Abstract

Where and how do I belong? As Erin Spring (2016a) notes in her examination of space, place, and youth engagement with literature, “young adult fiction is fraught with implications for identity, of which place often takes center stage” (p. 432). Yet despite the ubiquity of adolescent characters’ negotiations within and across physical and cultural spaces in contemporary texts for young people, few scholars address the interconnectedness of those spheres with perceptions of subjectivity and the material body. Drawing on the theoretical framework of feminist cultural geography (Massey, 1994; Rose, 1993) and relevant scholarship on conceptualizations of the body (i.e., Butler, 1990; Longhurst, 2001), I aim to uncover some of the ways in which young protagonists respond to the perceived barriers, boundaries, and borders of their bodies, subjectivities, and worlds—including the subtle ways in which they actively shape and redefine them (Bavidge, 2006).
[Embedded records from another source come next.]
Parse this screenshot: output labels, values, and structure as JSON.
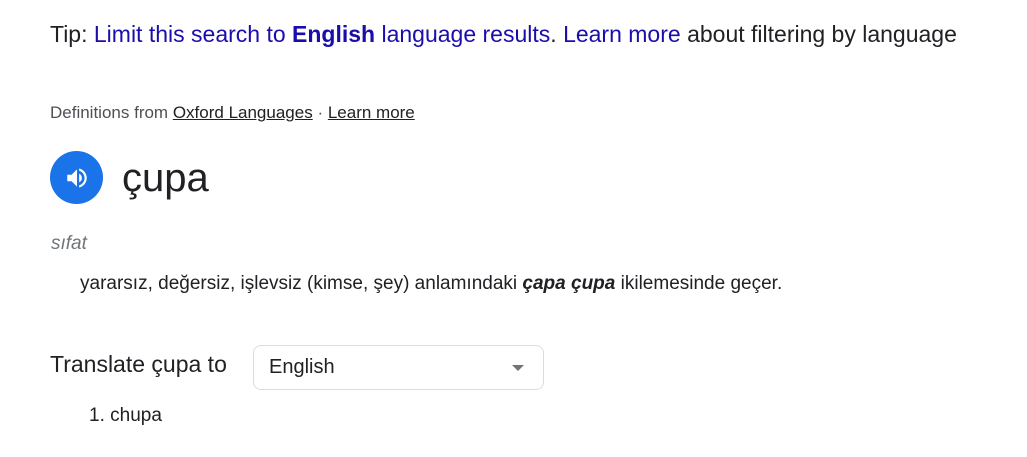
{
  "tip": {
    "prefix": "Tip: ",
    "link1_part1": "Limit this search to ",
    "link1_bold": "English",
    "link1_part2": " language results",
    "separator": ". ",
    "learn_more": "Learn more",
    "suffix": " about filtering by language"
  },
  "source": {
    "prefix": "Definitions from ",
    "provider": "Oxford Languages",
    "dot": " · ",
    "learn_more": "Learn more"
  },
  "entry": {
    "word": "çupa",
    "part_of_speech": "sıfat",
    "definition_before": "yararsız, değersiz, işlevsiz (kimse, şey) anlamındaki ",
    "definition_emphasis": "çapa çupa",
    "definition_after": " ikilemesinde geçer."
  },
  "translate": {
    "label": "Translate çupa to",
    "selected_language": "English",
    "results": [
      "1. chupa"
    ]
  },
  "colors": {
    "link": "#1a0dab",
    "speaker_button": "#1a73e8"
  },
  "icons": {
    "speaker": "speaker-icon",
    "dropdown": "chevron-down-icon"
  }
}
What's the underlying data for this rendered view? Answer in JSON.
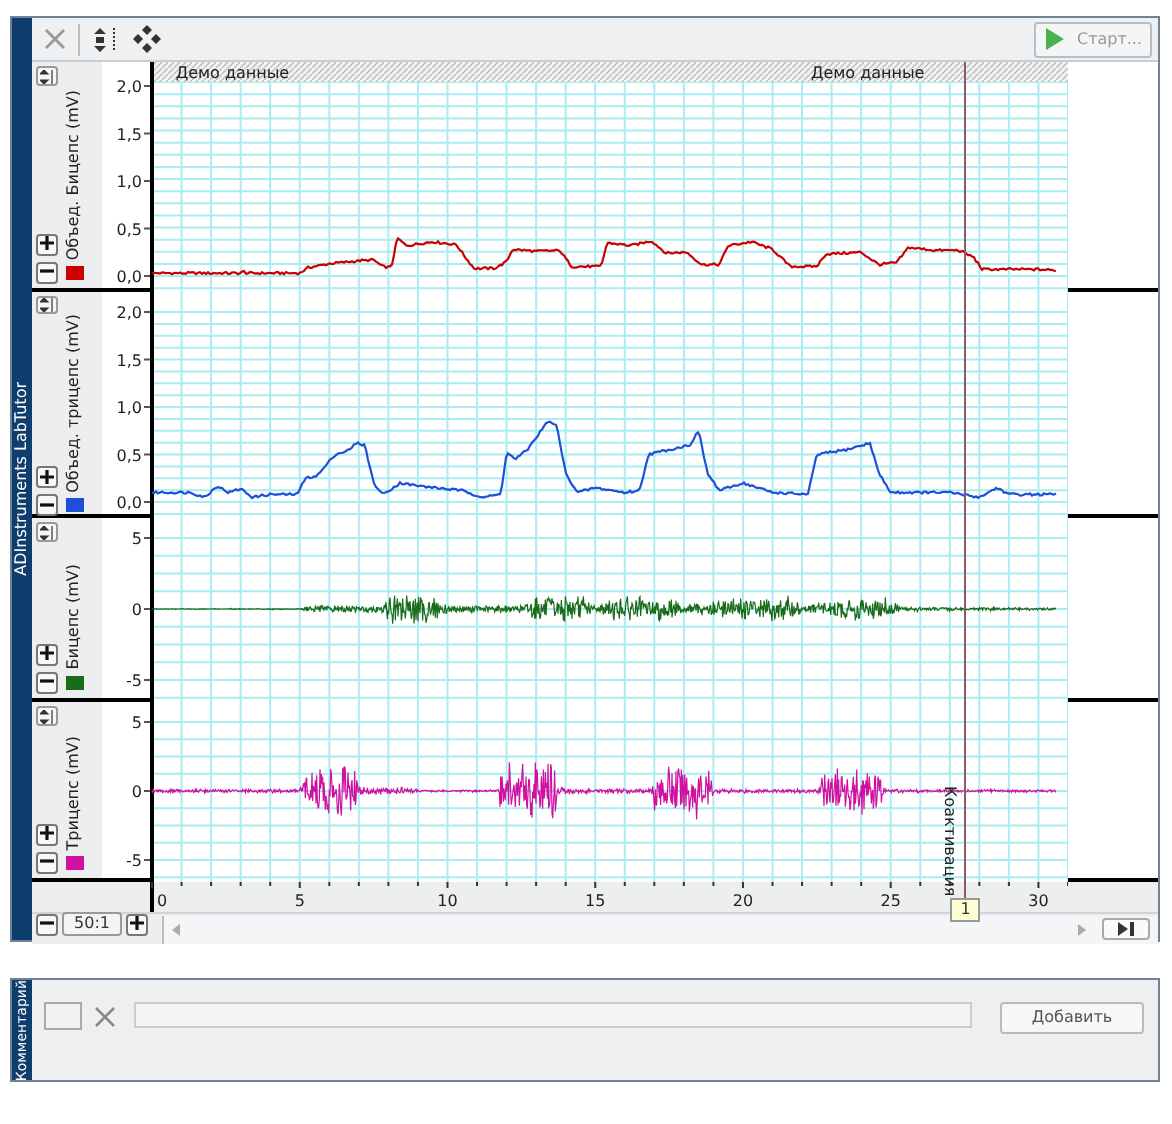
{
  "toolbar": {
    "start_button": {
      "label": "Старт...",
      "disabled": true
    }
  },
  "side_label": "ADInstruments LabTutor",
  "data_header": [
    "Демо данные",
    "Демо данные"
  ],
  "channels": [
    {
      "label": "Объед. Бицепс (mV)",
      "color": "#cc0000",
      "kind": "envelope",
      "y_ticks": [
        "2,0",
        "1,5",
        "1,0",
        "0,5",
        "0,0"
      ]
    },
    {
      "label": "Объед. трицепс (mV)",
      "color": "#1e4fd8",
      "kind": "envelope",
      "y_ticks": [
        "2,0",
        "1,5",
        "1,0",
        "0,5",
        "0,0"
      ]
    },
    {
      "label": "Бицепс (mV)",
      "color": "#1a6b1a",
      "kind": "raw",
      "y_ticks": [
        "5",
        "0",
        "-5"
      ]
    },
    {
      "label": "Трицепс (mV)",
      "color": "#d010a0",
      "kind": "raw",
      "y_ticks": [
        "5",
        "0",
        "-5"
      ]
    }
  ],
  "x_ticks": [
    "0",
    "5",
    "10",
    "15",
    "20",
    "25",
    "30"
  ],
  "marker": {
    "label": "Коактивация",
    "number": "1"
  },
  "zoom": {
    "ratio": "50:1"
  },
  "comment_panel": {
    "side_label": "Комментарий",
    "button": "Добавить"
  }
}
In addition to examining the experiences of displaced or somehow othered protagonists in three works of youth fiction—Sonya Harnett’s Surrender, Jacqueline Woodson’s Brown Girl Dreaming, and Thanhha Lai’s Inside Out & Back Again—I consider how literary spatial analyses of subjectivity and body might enable readers to critically reflect on the real world constraints and freedoms encountered by young people across the spaces and places of their everyday lives.